Brian beamed. “A Goofball knows everything!”
Kelly growled under her breath. “Except where Miss Becker’s chair and globe went to.”
Brian nodded. “Right. Except that. Maybe Sparky saw something. Sparky?”
Sparky rolled over on the carpet. “Goof … z-z-z-z!”
“Great,” I said. “We’re letting a class of tiny kindergartners ruin the Goofballs!”
We managed to make it to the end of the day without losing either ourselves or anyone else. But when school finally ended, I added up my list of all the stuff we had lost.
It was not a pretty picture.
“Guys,” said Kelly. “Miss Becker’s going to come back to an empty classroom. The Goofballs have totally failed!”
“F-f-f …,” Brian stuttered. “I can’t seem to spell that word.”
Which proved to me that, even though he might fall asleep on the job, Brian was a Goofball from his toes to his nose.
“That’s because Goofballs don’t fail,” I said. “Goofballs can’t fail.
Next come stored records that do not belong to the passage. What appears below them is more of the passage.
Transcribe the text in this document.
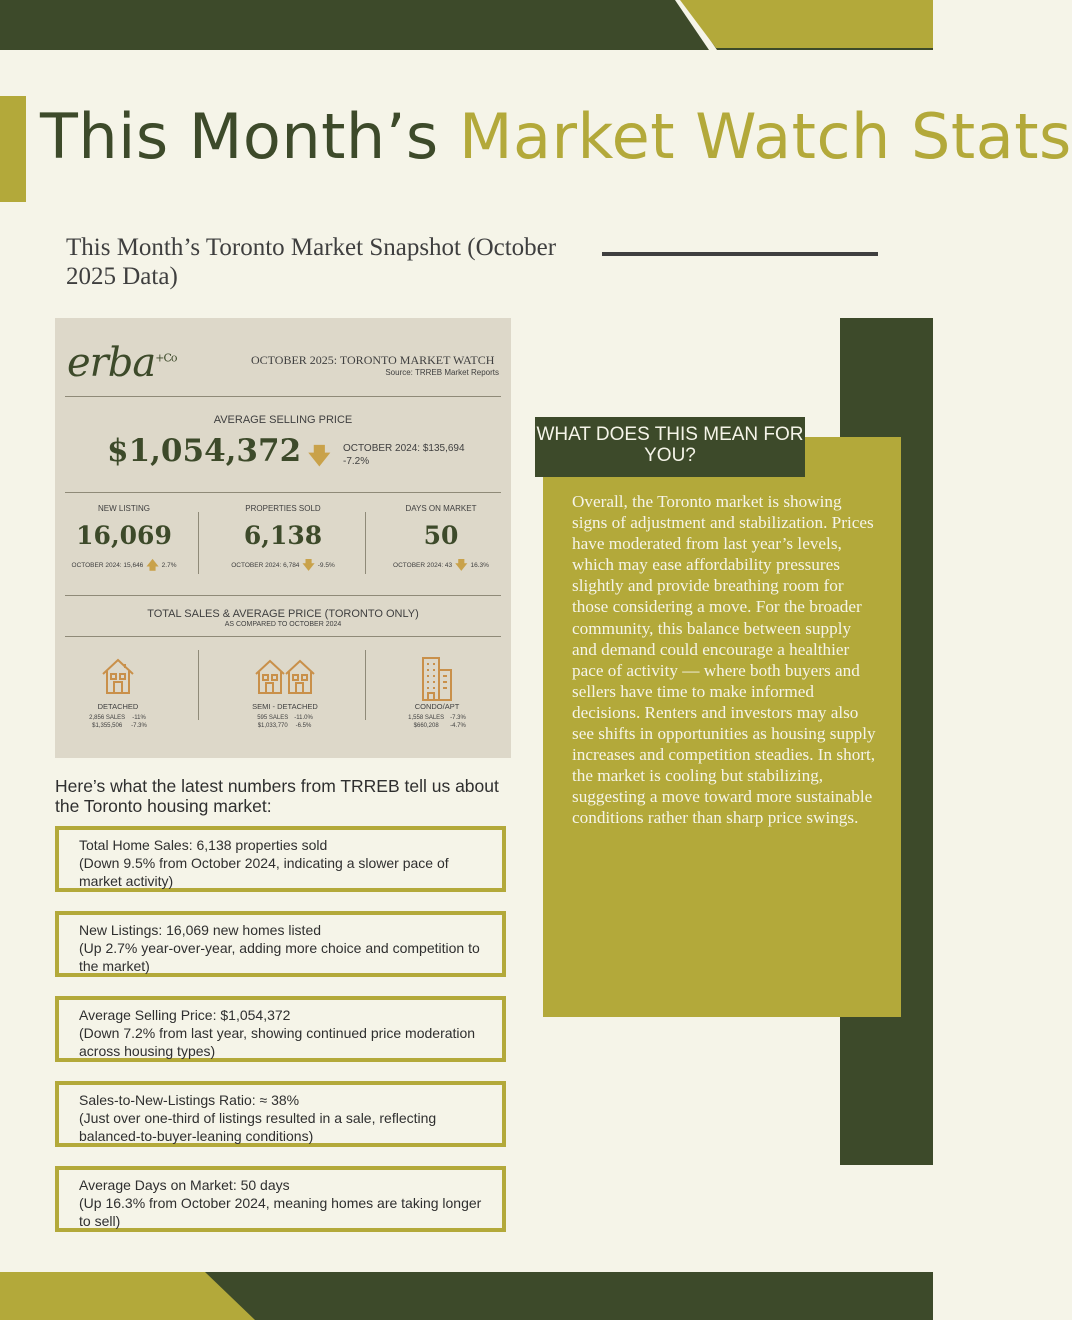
This Month’s Market Watch Stats
This Month’s Toronto Market Snapshot (October 2025 Data)
erba$^{+Co}$	OCTOBER 2025: TORONTO MARKET WATCH
Source: TRREB Market Reports
AVERAGE SELLING PRICE
$1,054,372 🡇 OCTOBER 2024: $135,694
-7.2%
NEW LISTING
16,069
OCTOBER 2024: 15,646 🡅 2.7%
PROPERTIES SOLD
6,138
OCTOBER 2024: 6,784 🡇 -9.5%
DAYS ON MARKET
50
OCTOBER 2024: 43 🡇 16.3%
TOTAL SALES & AVERAGE PRICE (TORONTO ONLY)
AS COMPARED TO OCTOBER 2024
DETACHED
2,856 SALES
$1,355,506
-11%
-7.3%
SEMI - DETACHED
595 SALES
$1,033,770
-11.0%
-6.5%
CONDO/APT
1,558 SALES
$660,208
-7.3%
-4.7%
Here’s what the latest numbers from TRREB tell us about the Toronto housing market:
Total Home Sales: 6,138 properties sold
(Down 9.5% from October 2024, indicating a slower pace of market activity)
New Listings: 16,069 new homes listed
(Up 2.7% year-over-year, adding more choice and competition to the market)
Average Selling Price: $1,054,372
(Down 7.2% from last year, showing continued price moderation across housing types)
Sales-to-New-Listings Ratio: ≈ 38%
(Just over one-third of listings resulted in a sale, reflecting balanced-to-buyer-leaning conditions)
Average Days on Market: 50 days
(Up 16.3% from October 2024, meaning homes are taking longer to sell)
WHAT DOES THIS MEAN FOR YOU?
Overall, the Toronto market is showing signs of adjustment and stabilization. Prices have moderated from last year’s levels, which may ease affordability pressures slightly and provide breathing room for those considering a move. For the broader community, this balance between supply and demand could encourage a healthier pace of activity — where both buyers and sellers have time to make informed decisions. Renters and investors may also see shifts in opportunities as housing supply increases and competition steadies. In short, the market is cooling but stabilizing, suggesting a move toward more sustainable conditions rather than sharp price swings.
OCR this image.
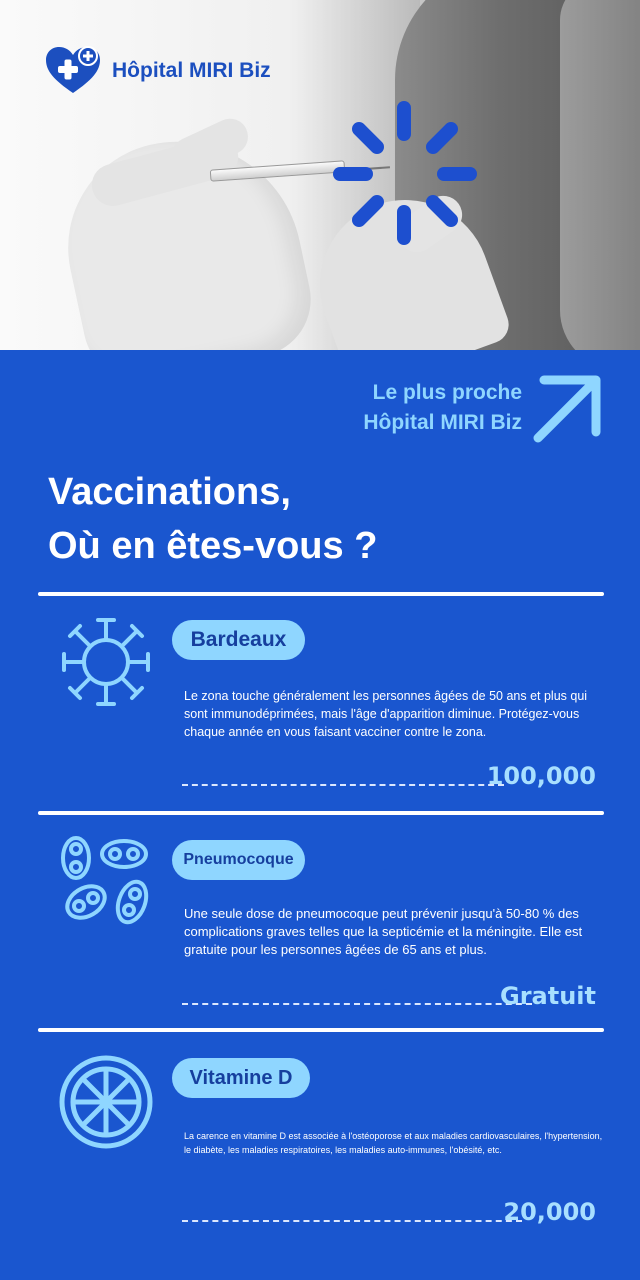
Hôpital MIRI Biz
Le plus proche
Hôpital MIRI Biz
Vaccinations,
Où en êtes-vous ?
Bardeaux

Le zona touche généralement les personnes âgées de 50 ans et plus qui sont immunodéprimées, mais l'âge d'apparition diminue. Protégez-vous chaque année en vous faisant vacciner contre le zona.

100,000
Pneumocoque

Une seule dose de pneumocoque peut prévenir jusqu'à 50-80 % des complications graves telles que la septicémie et la méningite. Elle est gratuite pour les personnes âgées de 65 ans et plus.

Gratuit
Vitamine D

La carence en vitamine D est associée à l'ostéoporose et aux maladies cardiovasculaires, l'hypertension, le diabète, les maladies respiratoires, les maladies auto-immunes, l'obésité, etc.

20,000
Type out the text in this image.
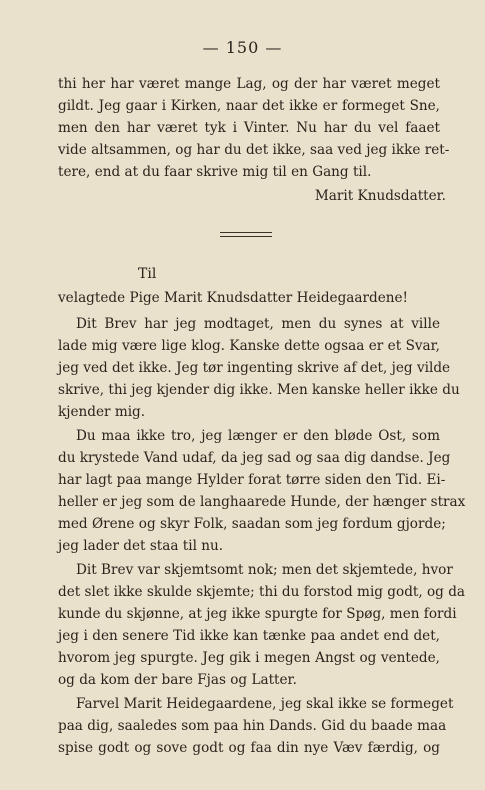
— 150 —
thi her har været mange Lag, og der har været meget
gildt. Jeg gaar i Kirken, naar det ikke er formeget Sne,
men den har været tyk i Vinter. Nu har du vel faaet
vide altsammen, og har du det ikke, saa ved jeg ikke ret-
tere, end at du faar skrive mig til en Gang til.
Marit Knudsdatter.
Til
velagtede Pige Marit Knudsdatter Heidegaardene!
Dit Brev har jeg modtaget, men du synes at ville
lade mig være lige klog. Kanske dette ogsaa er et Svar,
jeg ved det ikke. Jeg tør ingenting skrive af det, jeg vilde
skrive, thi jeg kjender dig ikke. Men kanske heller ikke du
kjender mig.
Du maa ikke tro, jeg længer er den bløde Ost, som
du krystede Vand udaf, da jeg sad og saa dig dandse. Jeg
har lagt paa mange Hylder forat tørre siden den Tid. Ei-
heller er jeg som de langhaarede Hunde, der hænger strax
med Ørene og skyr Folk, saadan som jeg fordum gjorde;
jeg lader det staa til nu.
Dit Brev var skjemtsomt nok; men det skjemtede, hvor
det slet ikke skulde skjemte; thi du forstod mig godt, og da
kunde du skjønne, at jeg ikke spurgte for Spøg, men fordi
jeg i den senere Tid ikke kan tænke paa andet end det,
hvorom jeg spurgte. Jeg gik i megen Angst og ventede,
og da kom der bare Fjas og Latter.
Farvel Marit Heidegaardene, jeg skal ikke se formeget
paa dig, saaledes som paa hin Dands. Gid du baade maa
spise godt og sove godt og faa din nye Væv færdig, og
Goofballs never fail!”
“We’re getting pretty close to it,” said Mara.
I shook my head. “Our detective careers started in this room. This room will be the scene of our greatest triumph!”
“But how?” Kelly asked. “And when?”
I began to smile. “What happens between today and tomorrow?”
“The stars come out?” said Mara.
“Skunks wake up?” said Brian.
“Daddy snores?” said Kelly.
“Yes, yes, and I don’t know,” I said. “Goofballs, the thing that happens between today and tomorrow is … tonight. And tonight is when we come back to school and solve this mystery!”